Forderung nach neuer Welthandelsrunde

Führende Vertreter aus Industriestaaten und aufstrebenden Ländern haben sich für eine neue multilaterale Handelsrunde im Rahmen der WTO ausgesprochen. Damit soll der Stillstand in der WTO überwunden werden, der seit Seattle die Organisation lähmt.
Die Lage sei derzeit nicht ausgewogen, sagte WTO-Generaldirektor Mike Moore am Samstag (27.01.) auf dem Weltwirtschaftsforum (WEF) in Davos. Der Status quo sei der Kompromiss von gestern.
Nach Ansicht von EU-Kommissar Pascal Lamy müsste der Handel in Zukunft sicherer werden. Ausserdem sollten Umweltanliegen und Gesundheitsfragen eingebunden werden. Solche Fragen könnten nur in einer neuen Handelsrunde gelöst werden.
Der südafrikanische Handels- und Industrieminister Alec Erwin sagte, wenn es in diesem Jahr keine neue Handelsrunde gebe, bestehe die Gefahr, dass das multilaterale Handelssystem auseinanderfalle. Dann würde wieder das Faustrecht gelten: Die stärkeren Länder würden schneller laufen und die schwächeren noch weiter zurückfallen.
Warnung vor Regionalismus
Besorgniserregend sei der gegenwärtige Trend zu regionalen und bilateralen Handelsabkommen, sagte EU-Kommissar Lamy. Zwar könnten auch regionale Vereinbarungen zu Handelsliberalisierung führen; Handelsabkommen seien aber wie Steine: «Wenn sie wahllos verstreut sind, werden sie zu Stolpersteinen.», mahnte der stellvertretende japanische Aussenminister Yoshiji Nogami.
«Wenn nicht alle Bausteine gleich sind, kann man kein Haus bauen». Deshalb müssten die regionalen Handelsabkommen unter das Dach der WTO passen. Der ehemalige WTO-Generaldirektor Renato Ruggiero befürchtet, dass regionale Abkommen immer mehr Ungleichgewichte herbeiführen könnten.
Entwicklungsländer besser einbinden
Aus dem gescheiterten WTO-Gipfel in Seattle habe man die Lehre gezogen, dass die Entwicklungsländer besser in das Welthandelssystem eingebunden werden müssen, sagte EU-Kommissar Lamy.
WTO-Generaldirektor Moore sprach sich dafür aus, den Entwicklungsländern mehr Spielräume zu geben, damit sie sich verbessern könnten. «Es muss uns allen gut gehen, den Grossen und den Kleinen.»

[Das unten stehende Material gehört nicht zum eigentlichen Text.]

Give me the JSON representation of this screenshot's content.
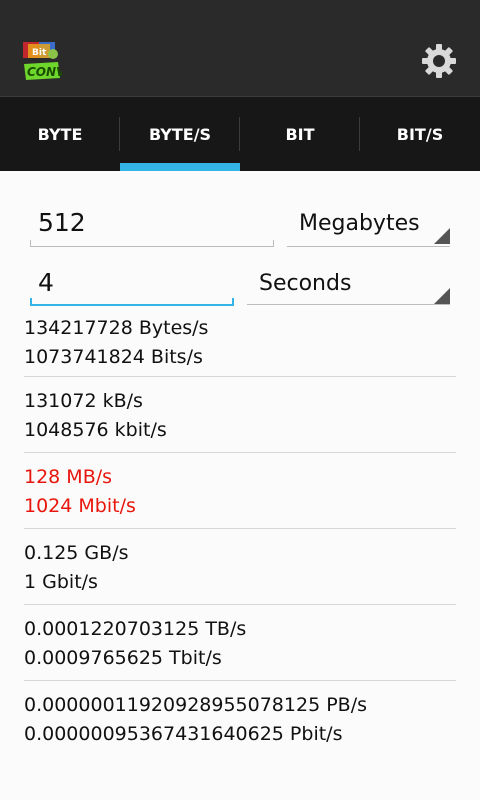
{
  "tabs": [
    {
      "label": "BYTE",
      "selected": false
    },
    {
      "label": "BYTE/S",
      "selected": true
    },
    {
      "label": "BIT",
      "selected": false
    },
    {
      "label": "BIT/S",
      "selected": false
    }
  ],
  "amount": {
    "value": "512",
    "unit": "Megabytes"
  },
  "time": {
    "value": "4",
    "unit": "Seconds"
  },
  "results": [
    {
      "line1": "134217728 Bytes/s",
      "line2": "1073741824 Bits/s",
      "highlight": false
    },
    {
      "line1": "131072 kB/s",
      "line2": "1048576 kbit/s",
      "highlight": false
    },
    {
      "line1": "128 MB/s",
      "line2": "1024 Mbit/s",
      "highlight": true
    },
    {
      "line1": "0.125 GB/s",
      "line2": "1 Gbit/s",
      "highlight": false
    },
    {
      "line1": "0.0001220703125 TB/s",
      "line2": "0.0009765625 Tbit/s",
      "highlight": false
    },
    {
      "line1": "0.00000011920928955078125 PB/s",
      "line2": "0.00000095367431640625 Pbit/s",
      "highlight": false
    }
  ],
  "colors": {
    "accent": "#33b5e5",
    "highlight": "#e8160c",
    "actionbar": "#2a2a2a",
    "tabbar": "#171717"
  },
  "icons": {
    "app": "bit-conv-app-icon",
    "settings": "gear-icon"
  }
}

Enttäuschung bei Entwicklungsländern
Gegen eine Ausweitung der Themen sprach sich der Direktor von Third World Network, Martin Khor aus: «Wir brauchen keine Handelsrunde mit neuen Themen», welche die WTO noch mächtiger machten. Wenn alle neuen Themen einbezogen würden, würde die Welthandelsorganisation (WTO) zu einer Weltwirtschaftsorganisation (WTC).
Zuerst müssten die alten Versprechungen der Uruguay-Runde umgesetzt werden. Die Entwicklungsländer seien vor allem über die Bereiche Landwirtschaft und Textilindustrie enttäuscht, sagte Khor.